Ilustración: Hugo Salais

Mi amigo Rafa, que a los dos años ya metía los dedos en el enchufe (entonces a 120 V), me retó, cuando teníamos ocho, a lamer los bornes de una pila. Tras armarme de valor, acerqué la lengua y sentí un cosquilleo molesto y de sabor indefinible. No he vuelto a repetir. Mucho tiempo después descubrí que todo había empezado así, con una controversia (famosa) entre Luigi Galvani, que experimenta con ancas de rana que se contraen, según él, por una electricidad intrínseca del animal, y Alessandro Volta, para quien la rana es un simple conductor de la electricidad que producen los bornes metálicos aplicados. Y es que Volta siente los efectos al apoyar una cuchara de plata y una lámina de estaño –conectadas– sobre su propia lengua (en lugar de la rana). Tras varias pruebas, apila pares de discos de zinc y cobre, alternados con otros embebidos en salmuera (o también un ácido, ¿quién no ha hecho una pila voltaica con un limón?) y verifica que se produce una corriente eléctrica, similar a la que genera un objeto frotado cuando se descarga. Comunica su invento a la Royal Society en 1800 y, convertido en celebridad, imparte unas charlas en París a las que asiste, con gran interés, el primer cónsul Napoleón Bonaparte. Años más tarde, ya autocoronado emperador, encargaría –en parte, dicen, por un pique con los ingleses– 600 pilas que llenaban una gran sala de l’Ecòle Polytechnique. Este objeto, ahora común, que alimenta relojes, radios, teléfonos móviles o vehículos, era entonces un instrumento de tecnología punta que, por primera vez, producía una corriente eléctrica constante. Aunque entonces no se tiene explicación del fenómeno, su difusión es imparable por academias y universidades, y permite una explosión de experimentos de física y química. También de presuntas terapias o de espectáculos macabros, como los de Giovanni Aldini, que pudieron inspirar a Mary W. Shelley al escribir su Frankenstein.

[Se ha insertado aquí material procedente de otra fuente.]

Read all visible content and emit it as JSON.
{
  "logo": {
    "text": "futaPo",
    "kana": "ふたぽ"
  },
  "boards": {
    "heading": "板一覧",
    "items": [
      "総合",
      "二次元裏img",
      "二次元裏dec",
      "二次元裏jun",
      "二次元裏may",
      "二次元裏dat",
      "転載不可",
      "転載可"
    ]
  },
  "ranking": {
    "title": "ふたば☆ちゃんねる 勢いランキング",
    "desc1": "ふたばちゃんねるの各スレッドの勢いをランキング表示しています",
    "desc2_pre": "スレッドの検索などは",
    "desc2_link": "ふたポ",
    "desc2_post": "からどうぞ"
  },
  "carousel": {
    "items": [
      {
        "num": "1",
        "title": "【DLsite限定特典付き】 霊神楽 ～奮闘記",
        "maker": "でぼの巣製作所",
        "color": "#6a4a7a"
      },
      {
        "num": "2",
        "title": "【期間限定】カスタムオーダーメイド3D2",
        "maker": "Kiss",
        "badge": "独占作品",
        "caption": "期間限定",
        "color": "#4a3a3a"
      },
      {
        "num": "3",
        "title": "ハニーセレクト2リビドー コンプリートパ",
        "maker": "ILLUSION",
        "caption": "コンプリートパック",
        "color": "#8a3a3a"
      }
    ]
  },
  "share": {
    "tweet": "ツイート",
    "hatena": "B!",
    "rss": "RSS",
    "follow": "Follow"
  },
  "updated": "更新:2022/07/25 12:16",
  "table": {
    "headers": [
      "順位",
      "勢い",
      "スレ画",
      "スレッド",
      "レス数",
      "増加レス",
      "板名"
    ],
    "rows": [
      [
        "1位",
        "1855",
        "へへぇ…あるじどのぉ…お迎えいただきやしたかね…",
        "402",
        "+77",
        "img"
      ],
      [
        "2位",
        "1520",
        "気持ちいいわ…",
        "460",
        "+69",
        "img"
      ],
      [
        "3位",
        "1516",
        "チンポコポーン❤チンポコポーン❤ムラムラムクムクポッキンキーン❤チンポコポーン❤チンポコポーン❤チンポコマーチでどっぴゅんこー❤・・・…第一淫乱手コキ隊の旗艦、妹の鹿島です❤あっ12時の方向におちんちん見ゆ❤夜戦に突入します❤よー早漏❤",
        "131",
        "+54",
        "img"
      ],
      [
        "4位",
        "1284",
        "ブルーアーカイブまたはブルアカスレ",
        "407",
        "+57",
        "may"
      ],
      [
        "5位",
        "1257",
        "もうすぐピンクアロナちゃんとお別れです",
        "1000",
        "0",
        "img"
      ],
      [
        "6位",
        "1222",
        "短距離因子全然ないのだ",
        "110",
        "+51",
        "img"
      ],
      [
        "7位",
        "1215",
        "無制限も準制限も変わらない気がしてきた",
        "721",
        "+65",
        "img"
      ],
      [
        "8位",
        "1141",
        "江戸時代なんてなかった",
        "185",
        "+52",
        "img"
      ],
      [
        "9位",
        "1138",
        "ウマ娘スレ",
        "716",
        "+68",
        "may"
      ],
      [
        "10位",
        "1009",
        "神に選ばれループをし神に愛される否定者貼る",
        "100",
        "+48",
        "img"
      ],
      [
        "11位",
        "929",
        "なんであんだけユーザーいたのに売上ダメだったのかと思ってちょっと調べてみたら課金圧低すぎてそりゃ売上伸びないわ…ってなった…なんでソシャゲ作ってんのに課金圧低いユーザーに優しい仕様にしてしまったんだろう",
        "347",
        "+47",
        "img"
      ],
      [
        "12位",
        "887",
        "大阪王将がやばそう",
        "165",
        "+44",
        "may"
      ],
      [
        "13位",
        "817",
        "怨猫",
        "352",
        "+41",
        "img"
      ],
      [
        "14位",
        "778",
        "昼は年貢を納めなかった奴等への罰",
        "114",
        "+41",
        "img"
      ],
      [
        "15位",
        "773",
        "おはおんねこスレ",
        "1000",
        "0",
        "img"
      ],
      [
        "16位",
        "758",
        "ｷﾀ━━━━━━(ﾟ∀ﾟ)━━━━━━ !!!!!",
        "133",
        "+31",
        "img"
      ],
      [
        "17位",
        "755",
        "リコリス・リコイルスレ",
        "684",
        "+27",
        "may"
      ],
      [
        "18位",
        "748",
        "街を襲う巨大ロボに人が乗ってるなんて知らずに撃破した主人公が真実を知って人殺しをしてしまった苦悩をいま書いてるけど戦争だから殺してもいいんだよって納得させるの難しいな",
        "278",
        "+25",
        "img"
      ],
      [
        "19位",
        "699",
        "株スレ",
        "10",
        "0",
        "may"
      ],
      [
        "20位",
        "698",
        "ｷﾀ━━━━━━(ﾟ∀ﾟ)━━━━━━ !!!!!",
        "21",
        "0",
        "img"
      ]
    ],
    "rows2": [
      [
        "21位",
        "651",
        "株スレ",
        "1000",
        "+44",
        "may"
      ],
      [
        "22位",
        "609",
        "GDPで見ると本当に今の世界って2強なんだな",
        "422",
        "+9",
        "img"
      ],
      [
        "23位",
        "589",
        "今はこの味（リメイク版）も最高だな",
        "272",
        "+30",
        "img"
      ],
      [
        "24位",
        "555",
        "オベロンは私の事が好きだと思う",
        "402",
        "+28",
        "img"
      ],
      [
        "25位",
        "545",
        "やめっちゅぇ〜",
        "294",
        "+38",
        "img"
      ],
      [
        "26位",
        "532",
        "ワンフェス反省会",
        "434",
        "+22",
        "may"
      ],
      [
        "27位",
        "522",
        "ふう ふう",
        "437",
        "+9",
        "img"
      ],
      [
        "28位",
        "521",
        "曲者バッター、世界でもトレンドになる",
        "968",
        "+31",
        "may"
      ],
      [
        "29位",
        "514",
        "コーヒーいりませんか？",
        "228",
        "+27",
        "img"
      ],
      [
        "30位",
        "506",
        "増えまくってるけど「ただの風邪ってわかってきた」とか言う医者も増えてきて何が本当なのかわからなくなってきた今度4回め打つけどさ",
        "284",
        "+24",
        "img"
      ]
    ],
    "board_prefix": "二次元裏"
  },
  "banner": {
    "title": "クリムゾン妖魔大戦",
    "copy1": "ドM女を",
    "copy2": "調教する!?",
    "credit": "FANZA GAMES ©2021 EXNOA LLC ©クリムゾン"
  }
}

Las experiencias de Hans Christian Oersted de la Universidad de Copenhague han marcado especialmente nuestra historia científica y social. En 1820 constata algo insólito: la aguja de una brújula que apunta al norte y se encuentra paralela a un cable próximo, gira y apunta al oeste cuando circula corriente por el cable. Si esta circula en sentido opuesto, la aguja apunta ahora hacia el este, y vuelve a la posición inicial si no hay corriente. Si la brújula se desvía, debe ser porque la corriente eléctrica produce un efecto magnético. Al conocer estos resultados, académicos franceses como Biot, Savart, Aragó y Ampère se embarcan en una febril actividad experimental y teórica, y sistematizan el nuevo electromagnetismo, y dan nombre a teoremas que ahora estudiamos en los libros de texto. Ampère propone inmediatamente que cualquier fenómeno magnético se debe, en realidad, a corrientes eléctricas. También en el caso de los imanes o materiales como el hierro (eso es que habrá corrientes a nivel atómico).

Hasta entonces, aunque las crónicas recogían historias de brújulas en barcos que, al caer cerca un rayo, invertían su orientación (incluso unos cuchillos, dentro de un cofre, quedaron imanados tras un impacto), se pensaba que entre los fenómenos eléctricos y magnéticos no había relación. Oersted la buscó, imbuido como estaba por la Naturphilosophie de Schelling con ideas de Spinoza y convencido de la unidad de las fuerzas de la naturaleza. Un buen ejemplo del papel que otro tipo de corrientes tiene en la ciencia, las de ideas culturales y filosóficas: exploró una conexión que la crêmeacadémica francesa no había considerado, pese a disponer de pilas voltaicas desde hacía veinte años. Vemos también que el afán por comprender la naturaleza da con vetas de una gran riqueza científica, además de aplicaciones inmediatas no previstas. Pronto aparecerían telégrafos, motores eléctricos o electroimanes (sus versiones más actuales son fundamentales en espectrómetros, aceleradores de partículas o sincrotrones).

En cuanto a mi amigo Rafa, interesado desde la más tierna infancia en experimentar sobre sí mismo con pilas y enchufes, prefirió esto último: estudió ingeniería y dirigió durante años la construcción de centrales de generación eléctrica. En ellas se produce otro tipo de corriente, la alterna, sobre la que pronto hablaremos.

Atrévete:

Necesitas una brújula, una pila (mejor de petaca) y un cable eléctrico de 1 metro aproximadamente (pela los extremos y los enroscas a dos clips metálicos que más tarde conectarás a la pila).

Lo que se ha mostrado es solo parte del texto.